Greek actor Mary Mina holds the Olympic torch at the Panathinean stadium in Athens. GETTY IMAGES

 With Olympic spirit heating up worldwide, Greece handed over the Olympic flame of the 2024 Games to the Paris hosts at the Athens marble Panathenaic Stadium, where the first modern Olympics were held in 1896.

It was quite the captivating scene in a bright spring morning this Friday, as Hellenic Olympic Committee chairman Spyros Capralos handed passed the torch to Paris Olympics chief organiser Tony Estanguet in the same site where the competition was revived nearly 130 years ago.

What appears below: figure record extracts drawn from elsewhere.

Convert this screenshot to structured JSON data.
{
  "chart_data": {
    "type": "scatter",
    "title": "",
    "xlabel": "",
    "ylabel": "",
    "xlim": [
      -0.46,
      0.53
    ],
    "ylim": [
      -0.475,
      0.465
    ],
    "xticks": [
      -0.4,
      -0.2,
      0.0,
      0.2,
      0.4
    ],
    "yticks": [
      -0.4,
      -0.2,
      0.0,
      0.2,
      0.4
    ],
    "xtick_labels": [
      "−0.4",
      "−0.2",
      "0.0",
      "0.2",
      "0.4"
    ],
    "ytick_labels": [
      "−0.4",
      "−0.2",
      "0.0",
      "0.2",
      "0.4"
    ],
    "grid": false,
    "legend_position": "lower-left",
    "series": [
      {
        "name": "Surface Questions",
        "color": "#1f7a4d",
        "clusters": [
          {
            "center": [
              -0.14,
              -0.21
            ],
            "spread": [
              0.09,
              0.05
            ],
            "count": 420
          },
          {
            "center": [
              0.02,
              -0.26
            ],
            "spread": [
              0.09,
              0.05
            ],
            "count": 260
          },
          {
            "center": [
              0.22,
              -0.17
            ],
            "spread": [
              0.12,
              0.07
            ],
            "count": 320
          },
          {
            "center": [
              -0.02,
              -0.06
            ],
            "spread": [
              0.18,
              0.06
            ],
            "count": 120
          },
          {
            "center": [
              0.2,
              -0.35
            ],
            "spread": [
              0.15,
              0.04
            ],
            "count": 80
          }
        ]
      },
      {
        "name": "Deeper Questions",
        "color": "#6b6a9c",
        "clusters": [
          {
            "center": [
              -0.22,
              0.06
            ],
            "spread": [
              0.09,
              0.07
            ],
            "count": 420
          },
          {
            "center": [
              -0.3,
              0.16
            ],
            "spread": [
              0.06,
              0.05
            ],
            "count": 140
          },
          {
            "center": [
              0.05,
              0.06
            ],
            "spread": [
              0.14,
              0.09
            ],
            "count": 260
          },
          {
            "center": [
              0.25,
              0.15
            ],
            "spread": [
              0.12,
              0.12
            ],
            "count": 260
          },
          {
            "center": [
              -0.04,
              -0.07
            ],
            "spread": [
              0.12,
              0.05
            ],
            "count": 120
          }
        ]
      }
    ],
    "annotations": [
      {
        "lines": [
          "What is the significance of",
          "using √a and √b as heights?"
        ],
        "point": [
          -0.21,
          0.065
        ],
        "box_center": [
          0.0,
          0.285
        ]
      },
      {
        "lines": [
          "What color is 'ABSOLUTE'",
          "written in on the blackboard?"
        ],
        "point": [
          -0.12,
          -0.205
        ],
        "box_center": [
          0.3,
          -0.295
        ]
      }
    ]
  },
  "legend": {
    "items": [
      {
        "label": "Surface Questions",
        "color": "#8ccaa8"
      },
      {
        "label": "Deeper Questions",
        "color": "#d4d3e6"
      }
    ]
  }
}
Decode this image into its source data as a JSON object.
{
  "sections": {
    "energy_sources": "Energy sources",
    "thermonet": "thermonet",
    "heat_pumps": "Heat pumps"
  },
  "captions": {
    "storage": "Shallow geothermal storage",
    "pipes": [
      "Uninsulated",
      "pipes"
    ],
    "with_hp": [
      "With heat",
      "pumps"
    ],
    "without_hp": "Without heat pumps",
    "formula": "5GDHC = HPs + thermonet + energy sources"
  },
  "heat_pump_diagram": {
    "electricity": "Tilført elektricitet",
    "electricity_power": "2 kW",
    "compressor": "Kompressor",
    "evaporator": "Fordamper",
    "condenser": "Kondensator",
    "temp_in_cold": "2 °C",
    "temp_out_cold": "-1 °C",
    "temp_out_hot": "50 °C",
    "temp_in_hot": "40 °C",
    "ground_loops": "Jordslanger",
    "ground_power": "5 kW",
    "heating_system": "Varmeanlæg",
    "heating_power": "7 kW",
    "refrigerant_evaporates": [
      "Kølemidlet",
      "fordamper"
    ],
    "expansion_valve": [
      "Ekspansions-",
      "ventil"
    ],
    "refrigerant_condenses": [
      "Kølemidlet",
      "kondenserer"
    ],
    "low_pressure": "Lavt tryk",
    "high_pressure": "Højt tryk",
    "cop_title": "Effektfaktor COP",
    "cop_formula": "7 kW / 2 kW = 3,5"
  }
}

In his speech to Olympic enthusiasts everywhere, Estanguet said the goal for Paris was to organise "spectacular but also more responsible Games, which will contribute towards a more inclusive society." Organisers want to ensure "that the biggest event in the world plays an accelerating role in addressing the crucial questions of our time," according to Estanguet, himself a member of France's Athens 2004 Olympics team who won gold in the slalom canoe event.

A duo of French champions, Beijing 2022 ice dance gold medallist Gabriella Papadakis and former swimmer Beatrice Hess, one of the most successful Paralympians in history, carried the flame during the final relay leg into the Panathenaic Stadium. Nana Mouskouri, the 89-year-old Greek singer with a worldwide following, performed the anthems of France and Greece at the ceremony.

After spending the night at the French embassy in Athens, the flame will begin its journey to France on Saturday by boarding the 19th-century three-masted barque Belem. On Sunday, the ship is due to navigate from the Corinth Canal -- a feat of 19th century engineering constructed with the contribution of French banks and engineers. The Belem is set to reach Marseille -- a city founded by ancient Greek colonists around 600 BCE -- on May 8. Over 1,000 vessels will accompany its approach to the harbour, local officials advanced.

French swimmer Florent Manaudou will be the first torch bearer in Marseille. His sister Laure was the second torch bearer in ancient Olympia, where the flame was lit on April 16. Ten thousand torchbearers will then carry the flame across 64 French territories. A French historical monument launched just weeks after the Athens 1896 Games were held, the Belem carried out trade journeys to Brazil, Guyana and the Caribbean for nearly two decades.

The torch will travel through more than 450 towns and cities, dozens of tourist attractions and up to 30 UNESCO World-heritage sights during its 12,000-kilometre (7,500-mile) journey through mainland France and overseas French territories in the Caribbean, Indian Ocean and Pacific. And, obviously, it will be at the heart of the Paris Olympics opening ceremony on July 26 in the River Seine.

A French police union warned on Tuesday of potential disruptions to the Olympics torch relay before the start of the Paris Games unless officers receive bonuses. Such warning highlights the dilemma for French authorities as they navigate negotiations regarding Olympics bonuses for public sector employees, who are being requested to work during the traditional summer holiday season.

Hours before the handover ceremony, the flame passed from Marathon, the town where the classic 42-kilometre endurance race, a key Olympic event, sets off annually. The torch harks back to the ancient Olympics when a sacred flame burned throughout the Games. The tradition was revived in 1936 for the Berlin Games.

During the 11-day relay on Greek soil, some 600 torchbearers carried the flame over a distance of over 5,000 kilometres (3,100 miles) through over 50 towns and cities.